"Un signal de notre volonté à ne pas accepter l’inacceptable" [en]

Protection du personnel médical dans les zones de conflit - Propos à la presse de M. François Delattre, représentant permanent de la France auprès des Nations unies - 3 mai 2016

Q : Ambassador, what is this resolution going to achieve ?

R : First of all, one word for you, because today is the day for the freedom of the press, so you are all our heroes today and I say that seriously. This is an existential fight to preserve and strengthen the freedom of the press.

Number two, on the resolution that we are going to adopt : this is a major resolution, this is my message here, this is not one text among others. This is a major resolution on a major problem. This resolution on the protection of medical personnel in armed conflict is something that France has made one of its top priorities for a long time as you know. We have fought for this resolution ; together with the co-pens and so today is an important day. So I really want you to be aware of the major importance of this resolution.

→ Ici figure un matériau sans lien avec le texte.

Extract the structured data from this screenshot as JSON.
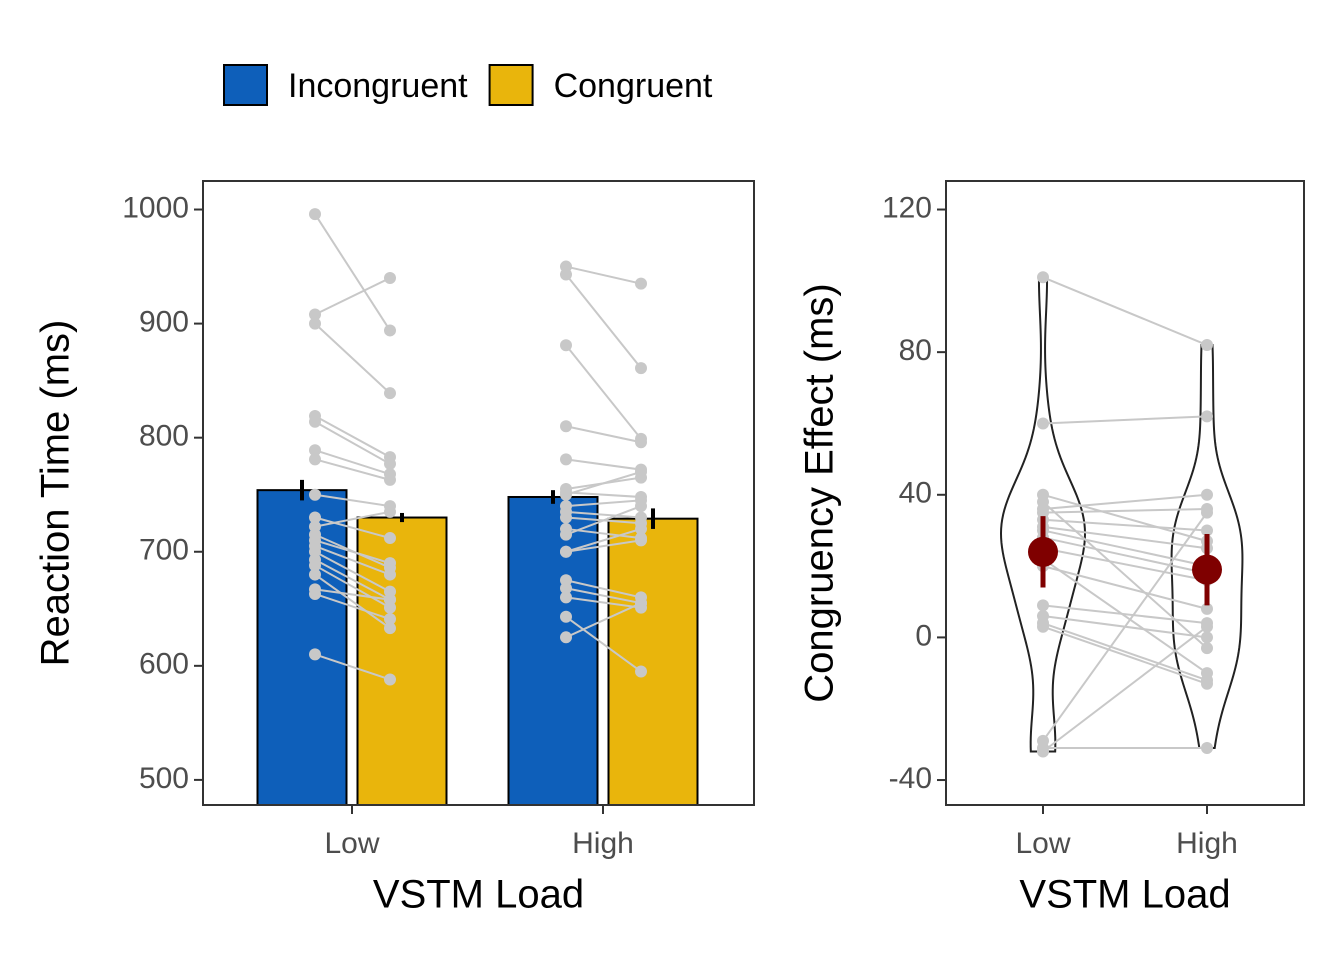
{
  "chart_data": [
    {
      "type": "bar",
      "xlabel": "VSTM Load",
      "ylabel": "Reaction Time (ms)",
      "categories": [
        "Low",
        "High"
      ],
      "legend": "top",
      "series": [
        {
          "name": "Incongruent",
          "color": "#0e5fba",
          "values": [
            754,
            748
          ],
          "errors": [
            9,
            6
          ],
          "points": [
            [
              996,
              908,
              900,
              819,
              814,
              789,
              781,
              750,
              730,
              722,
              715,
              710,
              705,
              700,
              693,
              688,
              680,
              667,
              663,
              610
            ],
            [
              950,
              943,
              881,
              810,
              781,
              755,
              752,
              740,
              735,
              730,
              720,
              700,
              675,
              668,
              660,
              643,
              625,
              750,
              715,
              700
            ]
          ]
        },
        {
          "name": "Congruent",
          "color": "#e9b50c",
          "values": [
            730,
            729
          ],
          "errors": [
            4,
            9
          ],
          "points": [
            [
              894,
              940,
              839,
              783,
              777,
              768,
              763,
              740,
              712,
              735,
              686,
              690,
              680,
              665,
              658,
              651,
              633,
              658,
              641,
              588
            ],
            [
              935,
              861,
              799,
              796,
              772,
              765,
              748,
              745,
              730,
              725,
              712,
              710,
              660,
              655,
              651,
              595,
              655,
              770,
              740,
              720
            ]
          ]
        }
      ],
      "point_color": "#c8c8c8",
      "ylim": [
        478,
        1025
      ],
      "yticks": [
        500,
        600,
        700,
        800,
        900,
        1000
      ]
    },
    {
      "type": "violin",
      "xlabel": "VSTM Load",
      "ylabel": "Congruency Effect (ms)",
      "categories": [
        "Low",
        "High"
      ],
      "values": [
        [
          101,
          60,
          40,
          38,
          36,
          35,
          33,
          31,
          30,
          28,
          25,
          22,
          20,
          9,
          6,
          4,
          3,
          -29,
          -31,
          -32
        ],
        [
          82,
          62,
          27,
          -3,
          40,
          36,
          30,
          25,
          20,
          18,
          16,
          -10,
          8,
          4,
          0,
          -12,
          -13,
          35,
          -31,
          3
        ]
      ],
      "means": [
        24,
        19
      ],
      "errors": [
        10,
        10
      ],
      "mean_color": "#7f0000",
      "point_color": "#c8c8c8",
      "ylim": [
        -47,
        128
      ],
      "yticks": [
        -40,
        0,
        40,
        80,
        120
      ]
    }
  ]
}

France is especially mobilized for all the reasons you know on this topic and has fully contributed to the drafting of the text with the other penholders. We think this is a good text, we pushed for it to be as ambitious, as strong as possible.

This is a very strong signal of the mobilization of the Security Council on the protection of medical personnel in armed conflicts and I want to underscore the importance of the fight against impunity : no impunity for the authors of attacks perpetrated against medical installations and medical personnel.

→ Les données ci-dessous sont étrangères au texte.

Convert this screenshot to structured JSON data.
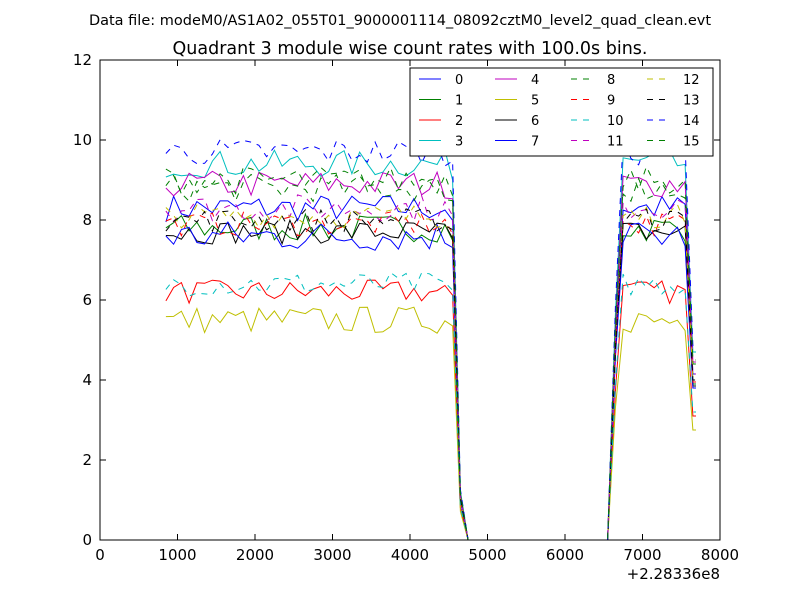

One other thing I wanted to tell you is about Aleppo. And one of the reasons — not the only reason but one of the reasons —we adopt this resolution is the attacks against hospitals in Syria : the bombing of an MSF hospital in Aleppo a few days ago is another tragic example of what I just said. And let me tell you, I was on President Chirac’s foreign policy team during the Bosnian crisis, and I believe Aleppo is — to a certain extend — to Syria what Sarajevo is to Bosnia, and was during the war. Part of humanity’s ancient heritage, Aleppo is the center of the resistance to Bashar [al Assad] and has been under constant bombardments since 2012. So what is at stakes in Aleppo is fundamental, it’s about the cessation of hostilities, it’s about the political negotiations but it is also about the future of Syria more broadly.

And that’s why France here again is on the initiative. We call for an open meeting of the Security Council on the situation in Aleppo to be convened this week. And we also call for the organization of a ministerial meeting of the International Syria Support Group in order to restore the truce.

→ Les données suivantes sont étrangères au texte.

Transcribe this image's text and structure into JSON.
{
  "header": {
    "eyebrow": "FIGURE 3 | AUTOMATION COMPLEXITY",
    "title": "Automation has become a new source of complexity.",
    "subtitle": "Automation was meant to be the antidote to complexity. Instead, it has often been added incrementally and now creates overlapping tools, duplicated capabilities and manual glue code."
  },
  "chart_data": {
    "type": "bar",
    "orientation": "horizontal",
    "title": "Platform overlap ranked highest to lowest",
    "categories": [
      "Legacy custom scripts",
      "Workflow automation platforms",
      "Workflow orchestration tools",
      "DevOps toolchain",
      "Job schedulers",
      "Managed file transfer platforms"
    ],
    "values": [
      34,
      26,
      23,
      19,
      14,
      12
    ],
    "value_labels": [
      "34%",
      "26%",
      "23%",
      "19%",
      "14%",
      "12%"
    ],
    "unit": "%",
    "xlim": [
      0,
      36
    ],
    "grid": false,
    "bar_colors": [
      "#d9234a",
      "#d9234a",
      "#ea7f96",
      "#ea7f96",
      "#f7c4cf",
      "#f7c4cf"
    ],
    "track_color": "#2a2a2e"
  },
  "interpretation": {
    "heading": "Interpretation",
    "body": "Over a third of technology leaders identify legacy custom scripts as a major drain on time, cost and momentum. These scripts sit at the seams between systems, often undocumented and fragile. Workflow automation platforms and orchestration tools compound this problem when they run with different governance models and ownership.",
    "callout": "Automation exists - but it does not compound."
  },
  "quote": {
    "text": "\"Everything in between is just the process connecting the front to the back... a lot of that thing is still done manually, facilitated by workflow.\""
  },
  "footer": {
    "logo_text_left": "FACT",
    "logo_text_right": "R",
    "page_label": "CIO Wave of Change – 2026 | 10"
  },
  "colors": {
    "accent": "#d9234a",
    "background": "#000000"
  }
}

Q : Monsieur l’ambassadeur, un petit mot en français, pourquoi cette résolution ?

R : C’est une résolution, qui de notre point de vue, est extrêmement importante et permet notamment de lutter contre l’impunité face aux horreurs dont sont victimes les hôpitaux, les personnels médicaux dans leur ensemble dans les conflits armés. C’est quelque chose que la conscience humaine ne peut pas accepter.

La France, aux côtés de ce qu’on appelle les « penholders humanitaires » qui ont fait un magnifique travail, a été engagée depuis le premier jour — et en première ligne — pour pousser cette résolution et en permettre l’adoption à l’unanimité. Donc c’est un texte très important et pour nous, Français, compte tenu de notre griffe, compte tenu de nos valeurs, de qui nous sommes, et compte tenu aussi de l’importance de nos organisations humanitaires à commencer par MSF bien sûr et d’autres, qui ont été les victimes d’attaques tragiques au cours des dernières semaines et des derniers mois. Ce combat est le combat de la France.

C’est un combat majeur pour notre pays, et aujourd’hui au moment où nous célébrons la liberté de la presse pour les journalistes, je crois qu’il est révélateur que la communauté des nations relève la tête et adopte un texte qui je l’espère fera qu’il y aura un avant et un après. (...) Si nous avons l’adoption à l’unanimité d’un texte sur la protection des personnels médicaux dans les conflits armés, la communauté des nations aura adressé un signal, un signal important de sa volonté de ne pas accepter l’inacceptable, et ce sera en même temps donner des moyens de le faire à travers notamment, ce que je mentionnais, la lutte contre l’impunité. Donc c’est un combat vital aujourd’hui.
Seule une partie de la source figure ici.